I'd go with option b if it was me. But i am a stubborn cow when I believe I'm in the right.

I really think your friend sounds like a high maintenance nightmare though - so maybe best to back away anyway.

duke748 Tue 22-Sep-09 21:04:25

I think it sounds like you had a sulk and when she wanted to make up you didn't. By the time you were ready to make up, she was fuming with you. By the time she was ready to make up, you were angry with her again. And so on.

All sounds very petty to me to be honest. More like the kind of arguments I had when I was about 12! Sorry to be a so blunt!

Sometimes someone has to be the bigger person and accept an olive branch when it is handed out. You can always tell her how her behaviour made you feel at a later date, when tensions aren't so high (and partners and kids aren't in earshot).

I do hope you manage to get some kind of resolution on this one though.

Binkster Tue 22-Sep-09 22:13:58

There was no point at which she wanted to make up unfortunately. I tried when we got back, but it didn't work. I'm not sure whether I want to try again. I suspect that if I try, all I will hear about is how rude and awful I was and I'll still end up frustrated that she hasn't apologised.

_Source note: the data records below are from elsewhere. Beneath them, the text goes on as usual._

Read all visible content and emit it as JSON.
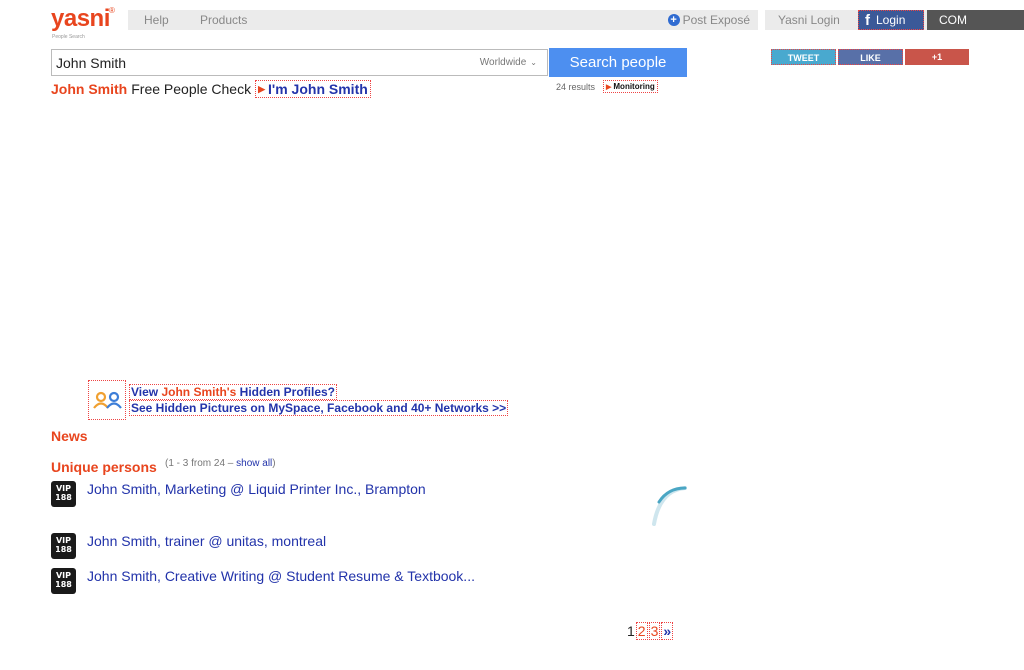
{
  "header": {
    "logo": "yasni",
    "logo_reg": "®",
    "logo_tagline": "People Search",
    "nav": [
      {
        "label": "Help"
      },
      {
        "label": "Products"
      }
    ],
    "post_expose": "Post Exposé",
    "yasni_login": "Yasni Login",
    "fb_login": "Login",
    "fb_letter": "f",
    "com": "COM"
  },
  "search": {
    "value": "John Smith",
    "region": "Worldwide",
    "button": "Search people"
  },
  "share": {
    "tweet": "TWEET",
    "like": "LIKE",
    "plus": "+1"
  },
  "subline": {
    "name": "John Smith",
    "text": "Free People Check",
    "im_button": "I'm John Smith",
    "results": "24 results",
    "monitoring": "Monitoring"
  },
  "hidden_profiles": {
    "line1_prefix": "View ",
    "line1_name": "John Smith's",
    "line1_suffix": " Hidden Profiles?",
    "line2": "See Hidden Pictures on MySpace, Facebook and 40+ Networks >>"
  },
  "sections": {
    "news": "News",
    "unique": "Unique persons",
    "unique_meta": "(1 - 3 from 24  –  ",
    "show_all": "show all",
    "unique_meta_close": ")"
  },
  "results": [
    {
      "text": "John Smith, Marketing @ Liquid Printer Inc., Brampton",
      "vip_top": "VIP",
      "vip_num": "188"
    },
    {
      "text": "John Smith, trainer @ unitas, montreal",
      "vip_top": "VIP",
      "vip_num": "188"
    },
    {
      "text": "John Smith, Creative Writing @ Student Resume & Textbook...",
      "vip_top": "VIP",
      "vip_num": "188"
    }
  ],
  "pagination": {
    "current": "1",
    "page2": "2",
    "page3": "3",
    "next": "»"
  },
  "colors": {
    "brand": "#e8451e",
    "link": "#2233aa",
    "search_button": "#4d8ff0"
  }
}
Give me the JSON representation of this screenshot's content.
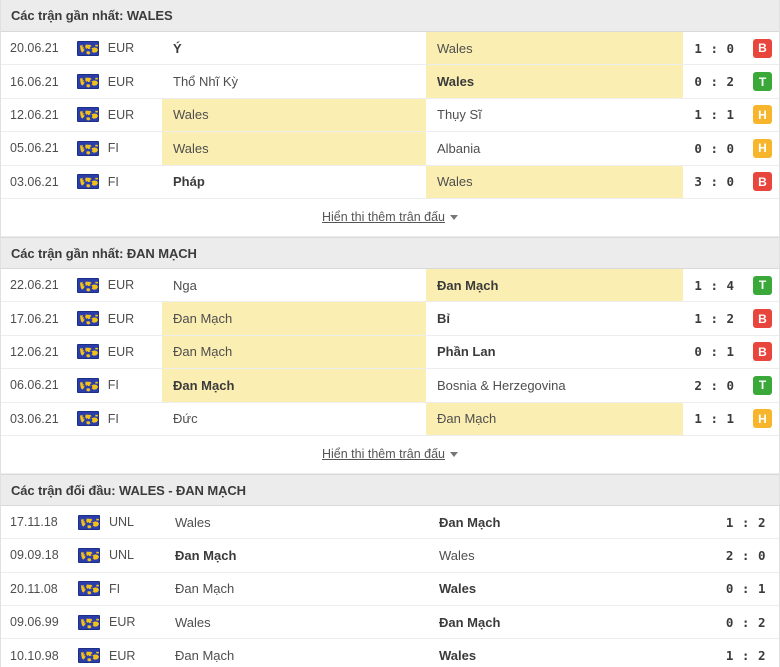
{
  "colors": {
    "highlight": "#fbeeb2",
    "header_bg": "#ececec",
    "badge_loss": "#e8453c",
    "badge_win": "#3aa93a",
    "badge_draw": "#f7b52c",
    "link": "#555555"
  },
  "show_more_label": "Hiển thị thêm trận đấu",
  "icons": {
    "competition": "globe-icon",
    "caret": "chevron-down-icon"
  },
  "sections": [
    {
      "title": "Các trận gần nhất: WALES",
      "has_badges": true,
      "has_show_more": true,
      "rows": [
        {
          "date": "20.06.21",
          "comp": "EUR",
          "home": "Ý",
          "away": "Wales",
          "score": "1 : 0",
          "badge": "B",
          "badge_type": "W",
          "home_bold": true,
          "away_bold": false,
          "home_hl": false,
          "away_hl": true
        },
        {
          "date": "16.06.21",
          "comp": "EUR",
          "home": "Thổ Nhĩ Kỳ",
          "away": "Wales",
          "score": "0 : 2",
          "badge": "T",
          "badge_type": "T",
          "home_bold": false,
          "away_bold": true,
          "home_hl": false,
          "away_hl": true
        },
        {
          "date": "12.06.21",
          "comp": "EUR",
          "home": "Wales",
          "away": "Thụy Sĩ",
          "score": "1 : 1",
          "badge": "H",
          "badge_type": "H",
          "home_bold": false,
          "away_bold": false,
          "home_hl": true,
          "away_hl": false
        },
        {
          "date": "05.06.21",
          "comp": "FI",
          "home": "Wales",
          "away": "Albania",
          "score": "0 : 0",
          "badge": "H",
          "badge_type": "H",
          "home_bold": false,
          "away_bold": false,
          "home_hl": true,
          "away_hl": false
        },
        {
          "date": "03.06.21",
          "comp": "FI",
          "home": "Pháp",
          "away": "Wales",
          "score": "3 : 0",
          "badge": "B",
          "badge_type": "W",
          "home_bold": true,
          "away_bold": false,
          "home_hl": false,
          "away_hl": true
        }
      ]
    },
    {
      "title": "Các trận gần nhất: ĐAN MẠCH",
      "has_badges": true,
      "has_show_more": true,
      "rows": [
        {
          "date": "22.06.21",
          "comp": "EUR",
          "home": "Nga",
          "away": "Đan Mạch",
          "score": "1 : 4",
          "badge": "T",
          "badge_type": "T",
          "home_bold": false,
          "away_bold": true,
          "home_hl": false,
          "away_hl": true
        },
        {
          "date": "17.06.21",
          "comp": "EUR",
          "home": "Đan Mạch",
          "away": "Bỉ",
          "score": "1 : 2",
          "badge": "B",
          "badge_type": "W",
          "home_bold": false,
          "away_bold": true,
          "home_hl": true,
          "away_hl": false
        },
        {
          "date": "12.06.21",
          "comp": "EUR",
          "home": "Đan Mạch",
          "away": "Phần Lan",
          "score": "0 : 1",
          "badge": "B",
          "badge_type": "W",
          "home_bold": false,
          "away_bold": true,
          "home_hl": true,
          "away_hl": false
        },
        {
          "date": "06.06.21",
          "comp": "FI",
          "home": "Đan Mạch",
          "away": "Bosnia & Herzegovina",
          "score": "2 : 0",
          "badge": "T",
          "badge_type": "T",
          "home_bold": true,
          "away_bold": false,
          "home_hl": true,
          "away_hl": false
        },
        {
          "date": "03.06.21",
          "comp": "FI",
          "home": "Đức",
          "away": "Đan Mạch",
          "score": "1 : 1",
          "badge": "H",
          "badge_type": "H",
          "home_bold": false,
          "away_bold": false,
          "home_hl": false,
          "away_hl": true
        }
      ]
    },
    {
      "title": "Các trận đối đầu: WALES - ĐAN MẠCH",
      "has_badges": false,
      "has_show_more": false,
      "rows": [
        {
          "date": "17.11.18",
          "comp": "UNL",
          "home": "Wales",
          "away": "Đan Mạch",
          "score": "1 : 2",
          "badge": "",
          "badge_type": "",
          "home_bold": false,
          "away_bold": true,
          "home_hl": false,
          "away_hl": false
        },
        {
          "date": "09.09.18",
          "comp": "UNL",
          "home": "Đan Mạch",
          "away": "Wales",
          "score": "2 : 0",
          "badge": "",
          "badge_type": "",
          "home_bold": true,
          "away_bold": false,
          "home_hl": false,
          "away_hl": false
        },
        {
          "date": "20.11.08",
          "comp": "FI",
          "home": "Đan Mạch",
          "away": "Wales",
          "score": "0 : 1",
          "badge": "",
          "badge_type": "",
          "home_bold": false,
          "away_bold": true,
          "home_hl": false,
          "away_hl": false
        },
        {
          "date": "09.06.99",
          "comp": "EUR",
          "home": "Wales",
          "away": "Đan Mạch",
          "score": "0 : 2",
          "badge": "",
          "badge_type": "",
          "home_bold": false,
          "away_bold": true,
          "home_hl": false,
          "away_hl": false
        },
        {
          "date": "10.10.98",
          "comp": "EUR",
          "home": "Đan Mạch",
          "away": "Wales",
          "score": "1 : 2",
          "badge": "",
          "badge_type": "",
          "home_bold": false,
          "away_bold": true,
          "home_hl": false,
          "away_hl": false
        }
      ]
    }
  ]
}
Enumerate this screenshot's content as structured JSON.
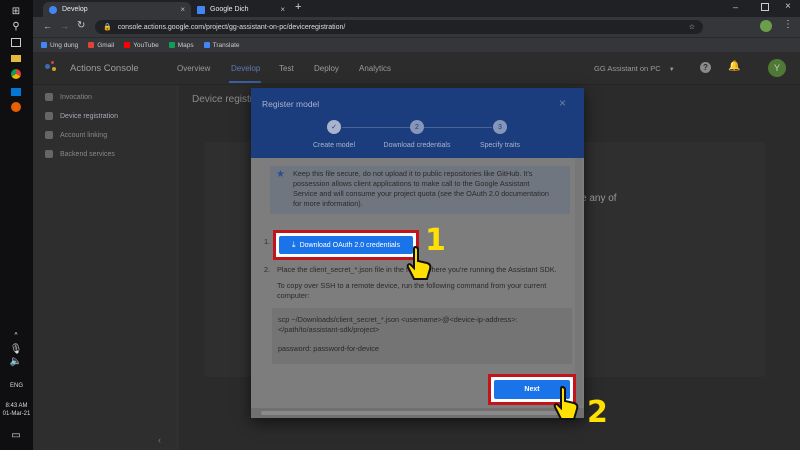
{
  "taskbar": {
    "time": "8:43 AM",
    "date": "01-Mar-21",
    "lang": "ENG"
  },
  "browser": {
    "tabs": [
      {
        "label": "Develop"
      },
      {
        "label": "Google Dich"
      }
    ],
    "url": "console.actions.google.com/project/gg-assistant-on-pc/deviceregistration/",
    "bookmarks": [
      "Ung dung",
      "Gmail",
      "YouTube",
      "Maps",
      "Translate"
    ]
  },
  "app": {
    "title": "Actions Console",
    "nav": [
      "Overview",
      "Develop",
      "Test",
      "Deploy",
      "Analytics"
    ],
    "project": "GG Assistant on PC",
    "avatar": "Y",
    "sidebar": [
      "Invocation",
      "Device registration",
      "Account linking",
      "Backend services"
    ],
    "content_title": "Device registr",
    "content_partial": "e any of"
  },
  "modal": {
    "title": "Register model",
    "steps": [
      {
        "label": "Create model",
        "state": "done"
      },
      {
        "label": "Download credentials",
        "num": "2"
      },
      {
        "label": "Specify traits",
        "num": "3"
      }
    ],
    "info_lines": [
      "Keep this file secure, do not upload it to public repositories like GitHub. It's",
      "possession allows client applications to make call to the Google Assistant",
      "Service and will consume your project quota (see the OAuth 2.0 documentation",
      "for more information)."
    ],
    "step1_num": "1.",
    "download_label": "Download OAuth 2.0 credentials",
    "step2_num": "2.",
    "step2_text": "Place the client_secret_*.json file in the folder where you're running the Assistant SDK.",
    "ssh_lines": [
      "To copy over SSH to a remote device, run the following command from your current",
      "computer:"
    ],
    "code_lines": [
      "scp ~/Downloads/client_secret_*.json <username>@<device-ip-address>:",
      "</path/to/assistant-sdk/project>",
      "password: password-for-device"
    ],
    "next_label": "Next"
  },
  "annotations": {
    "first": "1",
    "second": "2",
    "color": "#ffe000"
  }
}
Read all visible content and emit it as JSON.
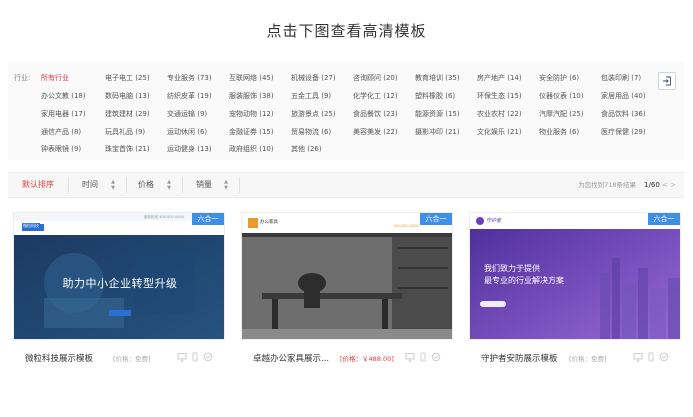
{
  "headline": "点击下图查看高清模板",
  "filter": {
    "label": "行业:",
    "categories": [
      "所有行业",
      "电子电工 (25)",
      "专业服务 (73)",
      "互联网络 (45)",
      "机械设备 (27)",
      "咨询顾问 (20)",
      "教育培训 (35)",
      "房产地产 (14)",
      "安全防护 (6)",
      "包装印刷 (7)",
      "办公文教 (18)",
      "数码电脑 (13)",
      "纺织皮革 (19)",
      "服装服饰 (38)",
      "五金工具 (9)",
      "化学化工 (12)",
      "塑料橡胶 (6)",
      "环保生态 (15)",
      "仪器仪表 (10)",
      "家居用品 (40)",
      "家用电器 (17)",
      "建筑建材 (29)",
      "交通运输 (9)",
      "宠物动物 (12)",
      "旅游景点 (25)",
      "食品餐饮 (23)",
      "能源资源 (15)",
      "农业农村 (22)",
      "汽摩汽配 (25)",
      "食品饮料 (36)",
      "通信产品 (8)",
      "玩具礼品 (9)",
      "运动休闲 (6)",
      "金融证券 (15)",
      "贸易物流 (6)",
      "美容美发 (22)",
      "摄影冲印 (21)",
      "文化娱乐 (21)",
      "物业服务 (6)",
      "医疗保健 (29)",
      "钟表眼镜 (9)",
      "珠宝首饰 (21)",
      "运动健身 (13)",
      "政府组织 (10)",
      "其他 (26)"
    ]
  },
  "sort": {
    "default_label": "默认排序",
    "time_label": "时间",
    "price_label": "价格",
    "sales_label": "销量",
    "results_text": "为您找到718条结果",
    "page_indicator": "1/60",
    "prev": "<",
    "next": ">"
  },
  "cards": [
    {
      "badge": "六合一",
      "title": "微粒科技展示模板",
      "price": "[价格：免费]",
      "slogan": "助力中小企业转型升级",
      "logo": "微粒科技",
      "phone": "服务热线 400-000-0000"
    },
    {
      "badge": "六合一",
      "title": "卓越办公家具展示...",
      "price": "[价格：￥488.00]",
      "logo": "办公家具",
      "phone": "400-000-0000"
    },
    {
      "badge": "六合一",
      "title": "守护者安防展示模板",
      "price": "[价格：免费]",
      "logo": "守护者",
      "slogan1": "我们致力于提供",
      "slogan2": "最专业的行业解决方案"
    }
  ],
  "colors": {
    "accent_red": "#e4393c",
    "badge_blue": "#3d8fe8"
  }
}
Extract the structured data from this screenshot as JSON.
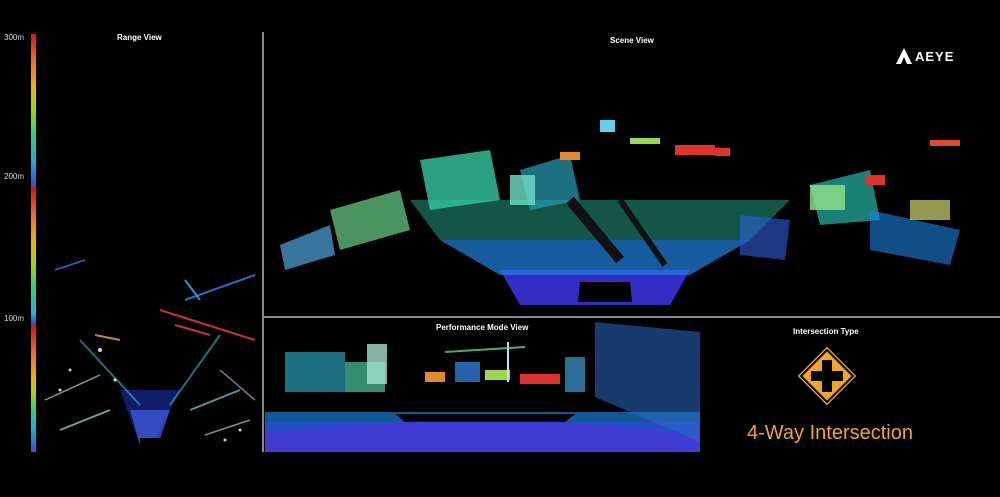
{
  "panels": {
    "range_view": {
      "title": "Range View"
    },
    "scene_view": {
      "title": "Scene View"
    },
    "performance_view": {
      "title": "Performance Mode View"
    },
    "intersection": {
      "title": "Intersection Type",
      "value": "4-Way Intersection"
    }
  },
  "scale": {
    "labels": [
      "300m",
      "200m",
      "100m"
    ]
  },
  "brand": {
    "name": "AEYE"
  },
  "colors": {
    "background": "#000000",
    "divider": "#8a8a8a",
    "sign_fill": "#f2a81d",
    "label_accent": "#f2a81d"
  },
  "icons": {
    "sign": "four-way-intersection-sign-icon",
    "logo": "aeye-logo-icon"
  }
}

My instinct is to option 2 too Littlepeanut wink I'm not sure what to do at the moment. I am sorry that I was angry, so in that sense it wouldn't be insincere. But on the other hand I do genuinely feel that my reaction pales into insignificance against their thoughtlessness and her hysterics. I feel as though if it is me that offers the olive branch then I am saying that her behaviour is ok. Also, coupled with a few other things that have happened (a couple of which I alluded to in my first post), I think this is one occasion where I need to stand up for myself.